Image a scenario where you need different messengers to send different types of messages — for example, WhatsApp for text messages, Viber for audio, Telegram for video, etc. Rather inconvenient, right? But this is exactly what happens in finance: There is no way to send both digital fiat money and cryptocurrency from a bank account without extra steps. It’s not affecting the masses just yet, but after the issuing of national digital currencies, or central bank digital currencies, in the next few years over the world, the situation is about to become complicated. We need to start looking for a solution now.
CBDCs require a multi-format framework
The traditional financial system can’t brush off new technologies anymore. According to the Cambridge Center for Alternative Finance, the number of cryptocurrency users has almost tripled from 35 million people in 2018 to 101 million people in Q3 2020. Another study, conducted by researchers from the United Kingdom’s Financial Conduct Authority, revealed a 78% increase since 2019.
Cryptocurrency operations are profitable. In Q4 2020 alone, PayPal increased its number of transactions by 36%, which is worth about $277 billion. The increase began in Q3 2020 when the company introduced crypto transactions. This is one of the best quarterly returns in PayPal’s history.

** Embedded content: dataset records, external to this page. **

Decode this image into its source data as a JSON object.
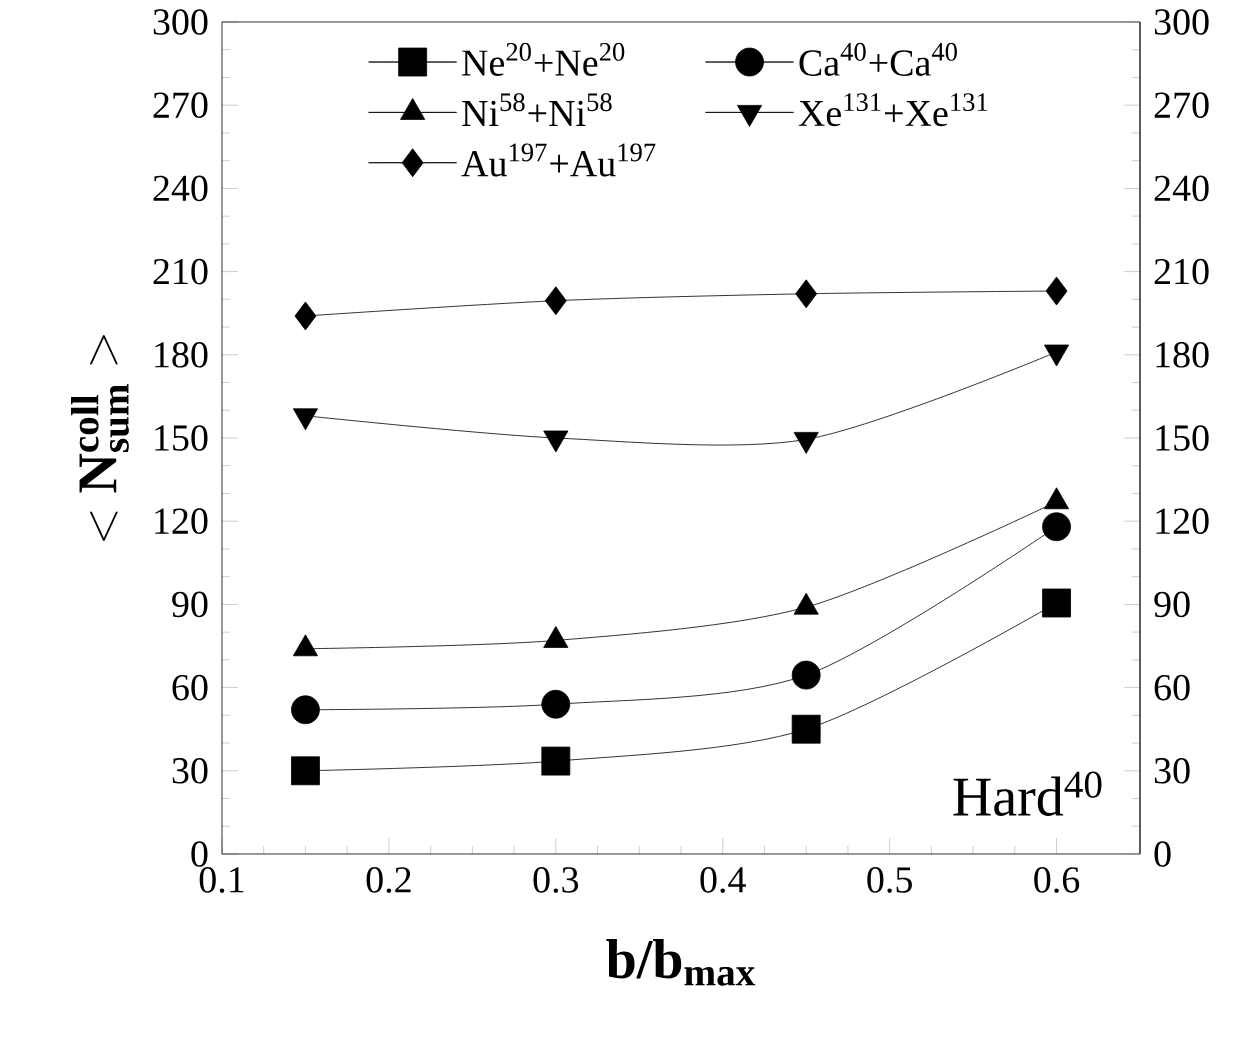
{
  "chart_data": {
    "type": "line",
    "xlabel": "b/b$_{max}$",
    "ylabel": "<\\mathbf{N}^{\\mathbf{coll}}_{\\mathbf{sum}}>",
    "x": [
      0.15,
      0.3,
      0.45,
      0.6
    ],
    "series": [
      {
        "name": "Ne$^{20}$+Ne$^{20}$",
        "color": "#000000",
        "marker": "square",
        "values": [
          30,
          33.5,
          45,
          90.5
        ]
      },
      {
        "name": "Ca$^{40}$+Ca$^{40}$",
        "color": "#000000",
        "marker": "circle",
        "values": [
          52,
          54,
          64.5,
          118
        ]
      },
      {
        "name": "Ni$^{58}$+Ni$^{58}$",
        "color": "#000000",
        "marker": "triangle",
        "values": [
          74,
          77,
          89,
          127
        ]
      },
      {
        "name": "Xe$^{131}$+Xe$^{131}$",
        "color": "#000000",
        "marker": "triangle-down",
        "values": [
          158,
          150,
          149.5,
          181
        ]
      },
      {
        "name": "Au$^{197}$+Au$^{197}$",
        "color": "#000000",
        "marker": "diamond",
        "values": [
          194,
          199.5,
          202,
          203
        ]
      }
    ],
    "xlim": [
      0.1,
      0.65
    ],
    "xticks": [
      0.1,
      0.2,
      0.3,
      0.4,
      0.5,
      0.6
    ],
    "ylim": [
      0,
      300
    ],
    "yticks": [
      0,
      30,
      60,
      90,
      120,
      150,
      180,
      210,
      240,
      270,
      300
    ],
    "y2lim": [
      0,
      300
    ],
    "y2ticks": [
      0,
      30,
      60,
      90,
      120,
      150,
      180,
      210,
      240,
      270,
      300
    ],
    "line_style": "solid",
    "legend": "top",
    "annotations": [
      "Hard$^{40}$"
    ]
  }
}
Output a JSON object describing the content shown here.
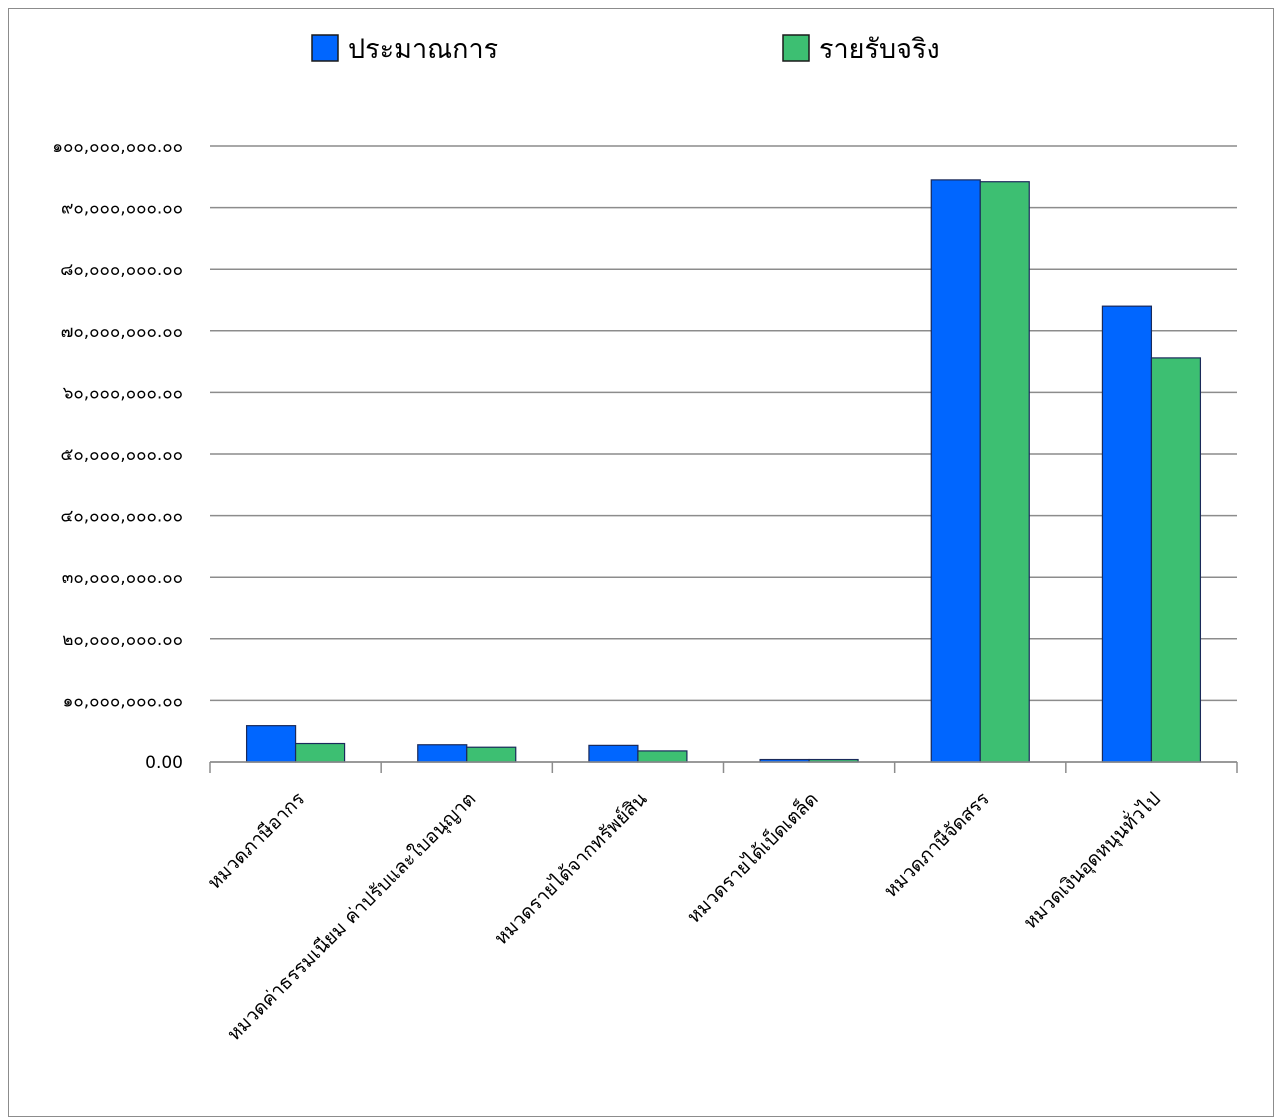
{
  "chart_data": {
    "type": "bar",
    "title": "",
    "xlabel": "",
    "ylabel": "",
    "ylim": [
      0,
      100000000
    ],
    "grid": true,
    "legend_position": "top",
    "y_ticks": [
      0,
      10000000,
      20000000,
      30000000,
      40000000,
      50000000,
      60000000,
      70000000,
      80000000,
      90000000,
      100000000
    ],
    "y_tick_labels": [
      "0.00",
      "๑๐,๐๐๐,๐๐๐.๐๐",
      "๒๐,๐๐๐,๐๐๐.๐๐",
      "๓๐,๐๐๐,๐๐๐.๐๐",
      "๔๐,๐๐๐,๐๐๐.๐๐",
      "๕๐,๐๐๐,๐๐๐.๐๐",
      "๖๐,๐๐๐,๐๐๐.๐๐",
      "๗๐,๐๐๐,๐๐๐.๐๐",
      "๘๐,๐๐๐,๐๐๐.๐๐",
      "๙๐,๐๐๐,๐๐๐.๐๐",
      "๑๐๐,๐๐๐,๐๐๐.๐๐"
    ],
    "categories": [
      "หมวดภาษีอากร",
      "หมวดค่าธรรมเนียม ค่าปรับและใบอนุญาต",
      "หมวดรายได้จากทรัพย์สิน",
      "หมวดรายได้เบ็ดเตล็ด",
      "หมวดภาษีจัดสรร",
      "หมวดเงินอุดหนุนทั่วไป"
    ],
    "series": [
      {
        "name": "ประมาณการ",
        "color": "#0066ff",
        "values": [
          5900000,
          2800000,
          2700000,
          400000,
          94500000,
          74000000
        ]
      },
      {
        "name": "รายรับจริง",
        "color": "#3dbf72",
        "values": [
          3000000,
          2400000,
          1800000,
          400000,
          94200000,
          65600000
        ]
      }
    ]
  }
}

However, central bank digital currencies are going to become a part of our daily lives in three to five years. And we need completely new infrastructure for its mainstream adoption. China was the first to actively promote its digital yuan project — referred to as the Digital Currency Electronic Payment, or DCEP. China is fully focused on the infrastructure because several local banks have already developed or are developing their own e-wallets — the main tool for working with DCEP.